Um momento muito esperado do Simboa foi a apresentação do médico Edmar Maciel Lima Júnior do Instituto de Apoio ao Queimado, uma ONG cuja missão é reabilitar pacientes vitimas de queimaduras, tanto na parte física quanto psíquica. O médico foi ao Simboa mostrar o trabalho da sua equipe com o uso da pele da tilápia no tratamento das queimaduras e feridas. Somente no Estado do Ceará os casos chegam a 3.800 novos queimados anualmente. No Brasil, 97% dos pacientes queimados não possuem planos de saúde e se tratam na rede pública. Em geral as pessoas queimadas têm o curativo trocado diariamente, ocasião em que é aplicada uma pomada antimicrobiana de sulfadiazina de prata, uma substância banida em muitos países. Este tratamento é conhecido por ocasionar dor e desconforto aos pacientes. Já em outros países, as queimaduras de 2º grau são tratadas com a aplicação de peles – humana ou de animais, que protegem a ferida durante o período de recuperação, evitando contaminação, perda de líquidos, e a necessidade da troca diária. O Ministério da Saúde diz que o Brasil deveria ter 13 bancos de peles e temos apenas 3 em funcionamento que não suprem sequer 1% das necessidades. Nunca tivemos uma pele animal registrada na Anvisa, apesar da pele de rã já ter sido testada.

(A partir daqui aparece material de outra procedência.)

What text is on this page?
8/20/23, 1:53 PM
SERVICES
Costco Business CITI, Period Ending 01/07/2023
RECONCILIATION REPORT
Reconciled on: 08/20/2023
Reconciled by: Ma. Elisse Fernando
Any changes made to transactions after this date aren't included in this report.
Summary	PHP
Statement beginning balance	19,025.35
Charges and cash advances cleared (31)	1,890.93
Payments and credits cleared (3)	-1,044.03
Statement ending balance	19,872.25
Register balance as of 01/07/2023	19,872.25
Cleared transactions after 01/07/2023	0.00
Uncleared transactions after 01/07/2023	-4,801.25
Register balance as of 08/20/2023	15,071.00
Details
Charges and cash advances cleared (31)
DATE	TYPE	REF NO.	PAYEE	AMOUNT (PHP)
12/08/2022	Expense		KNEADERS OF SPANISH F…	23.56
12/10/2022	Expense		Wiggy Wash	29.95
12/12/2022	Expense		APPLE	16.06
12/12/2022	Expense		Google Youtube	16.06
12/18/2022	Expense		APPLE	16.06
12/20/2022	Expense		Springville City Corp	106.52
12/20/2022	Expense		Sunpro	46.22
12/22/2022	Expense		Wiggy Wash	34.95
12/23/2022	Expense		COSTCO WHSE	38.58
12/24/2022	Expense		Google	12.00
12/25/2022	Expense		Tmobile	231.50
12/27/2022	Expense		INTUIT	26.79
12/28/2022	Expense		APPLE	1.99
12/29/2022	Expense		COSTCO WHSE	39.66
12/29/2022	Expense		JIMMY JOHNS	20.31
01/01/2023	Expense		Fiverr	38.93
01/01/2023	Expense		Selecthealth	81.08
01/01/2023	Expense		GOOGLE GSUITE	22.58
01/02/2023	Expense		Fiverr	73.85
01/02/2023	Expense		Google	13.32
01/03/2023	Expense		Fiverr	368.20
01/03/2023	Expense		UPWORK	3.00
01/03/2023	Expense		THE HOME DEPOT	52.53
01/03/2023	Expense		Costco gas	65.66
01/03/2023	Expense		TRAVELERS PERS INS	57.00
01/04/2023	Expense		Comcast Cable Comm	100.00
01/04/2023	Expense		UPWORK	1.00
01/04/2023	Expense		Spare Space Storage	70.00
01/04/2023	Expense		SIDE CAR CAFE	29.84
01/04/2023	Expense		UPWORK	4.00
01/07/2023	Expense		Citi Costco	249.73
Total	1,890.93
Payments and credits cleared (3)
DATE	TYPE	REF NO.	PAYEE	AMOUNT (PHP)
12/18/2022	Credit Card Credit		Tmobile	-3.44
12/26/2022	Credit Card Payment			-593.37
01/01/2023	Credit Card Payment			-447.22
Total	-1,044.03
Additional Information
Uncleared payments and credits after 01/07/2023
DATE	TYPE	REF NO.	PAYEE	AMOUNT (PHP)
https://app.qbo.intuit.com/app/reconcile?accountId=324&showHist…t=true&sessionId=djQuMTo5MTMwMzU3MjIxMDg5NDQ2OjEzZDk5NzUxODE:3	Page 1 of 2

A equipe do Dr. Edmar tomou conhecimento da disponibilidade da pele da tilápia através do cirurgião plástico pernambucano, Marcelo Borges, que leu matéria em jornal em que dizia que 99% das peles de tilápia ia para o lixo e 1% se transformava em artesanato. Os estudos histológicos comprovaram a qualidade do colágeno tipo 1 da pele do peixe, semelhante ao da pele humana, e estudos tensiométricos também mostraram que a pele seria adequada para ser utilizada no tratamento de queimados.
O trabalho da equipe, hoje composta por 70 pessoas, é financiado pelo do setor elétrico. Uma pesquisa vasta foi realizada para conhecer todos os possíveis pontos negativos do uso, e a pele de tilápia foi muito bem aceita, e hoje já é utilizada nos casos clínicos no Estado do Ceará.
Muitos outros temas foram debatidos no Simboa, como as aplicações de polissacarídeos de macroalgas; as enzimas de pescado como ferramentas ao desenvolvimento da aquicultura; purificação de enzimas, entre outros. A realização do IIº Simboa expõe, pela segunda vez, um universo vasto de oportunidades, ao alcance dos envolvidos com a cadeia de produção de pescado.